Per l'areazione base potrebbero essere sufficienti due semplici ventole (immissione ed estrazione) a cui aggiungerne altre interne per la circolazione ma nulla vieta di applicare anche una piccola VMC auto-costruita (qui (http://www.energeticambiente.it/fai-da-te/14748380-costruzione-impianto-vmc-recupero-energetico.html?highlight=satsok)puoi vedere come) in modo da aerare con perdite minime di T e UR.
(scusate il lungo post alla MM :bored:)

Riscaldamento/raffreddamento.... anche qui prendi il tutto come idea/spunto di riflessione... puoi creare con tubi di rame delle semplici serpentine da porre sotto i vari ripiani; facendovi circolare all'interno acqua calda (tiepida) in inverno, fresca in estate, dovresti riuscire a controllare abbastanza convenientemente la T del tuo frigorifero.
Umidità... un nebulizzatore o un umidificatore ad ultrasuoni dovrebbero essere sufficienti. In caso di eccesso le stesse ventole di aerazione funzionerebbero come estrattori.
Ovviamente il tutto andrà parametrato e controllato automaticamente con sensori ad ok

riccardo urciuoli
10-01-2017, 22:49
beh però deve chiarire senza equivoci cosa vuole farci...non vorrei che da germogli finiamo a piante con foglie pentalobate :spettacolo:

Le dimensioni sono importanti, io vedevo un cassone fatti con pannelli da 8-10cm di XPS... e 20-25°C forse si può provare a evitare il condizionatore, se NON serve illuminazione che porterebbe calore.

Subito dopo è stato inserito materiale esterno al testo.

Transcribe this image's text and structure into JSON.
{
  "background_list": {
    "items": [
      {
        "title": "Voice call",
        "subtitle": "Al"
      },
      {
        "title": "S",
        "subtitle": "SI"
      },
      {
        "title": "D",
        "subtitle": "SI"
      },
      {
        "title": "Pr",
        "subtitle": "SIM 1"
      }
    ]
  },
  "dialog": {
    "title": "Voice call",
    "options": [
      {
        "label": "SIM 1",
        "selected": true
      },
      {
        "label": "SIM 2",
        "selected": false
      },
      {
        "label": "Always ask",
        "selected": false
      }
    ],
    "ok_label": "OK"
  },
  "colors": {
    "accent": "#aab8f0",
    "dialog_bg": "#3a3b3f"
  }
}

Altrimenti....diventa una serra isolata, e per illuminare ci sono lampade specifiche per piante, anche a LED, che emettono le giuste "dosi" di UV e altre frequenze

Optmum
11-01-2017, 13:04
Serman...non è che io rispondo per lui... solo che seguo "mentalmente" il suo intento e quindi, se leggiamo tutto ciò che ha scritto... non si parla di una serra o altro per conservare alimenti.

Altro "inghippo",
in tale semenzaio/germogliatore, la luce non serve anzi... se c'è innesca la fotosintesi quindi, germogli verdi sin dalla "tenera" età così, i germogli teneri e bianchi ce li possiamo scordare... ( il mio pollice comincia a diventare verde... spegnete le luciiiiii...! :preoccupato: )

f.sco

serman
11-01-2017, 19:23
Mi sembra che stiamo tutti cercando disperatamente di capire che cosa vuole fare il nostro amico. Forse è meglio che lui ci spieghi con la massima chiarezza che cosa vuole fare (e come pensa di farlo) scegliendo tra una queste ipotesi :
- produrre germogli per alimentazione umana
- realizzare un ambiente climatizzato per alimenti o similari
- recuperare vecchi frigoriferi per usi alternativi
- altro....

blondgnek65
18-06-2017, 09:14
Buongiorno non so se la cosa può essere utile allo scopo ma io alcuni anni fa facevo la birra in casa e per avere.una fermentazione controllata avevo preso un vecchio frigorifero ci avevo sbattuto dentro una resistenza da 60w di quelle.usate per eliminare l umidità nei quadri elettrici , È con un termostato acquistato a circa 40 euri sulla baya he all' occornza faceva partire il frigorifero per raffrescare o la reiatenza per riscaldare la temperatura rimaneva praticamemte costante.
ultimamente non facendo più la birra ho utilizzato l accrocchio come cella di lievitazione per pane e lievitati e per mantenere umidità mettevo sopra alla resistenza una teglia piena d acqua .Se vuoi una umidità più precisa puoi mettere all' interno un bel umidificatore con igrometro.automatico si trovano a 40 50 euri e sei a posto.
A dimenticavo il termostato che uso io si chiama atc 800+ permette in automatico di decidere se raffreddare o scaldare si può regolare i gradi di isterisi e ha il ritardo di partenza per il motore del frigo mi sembra di 1 min per.evitare continui on off.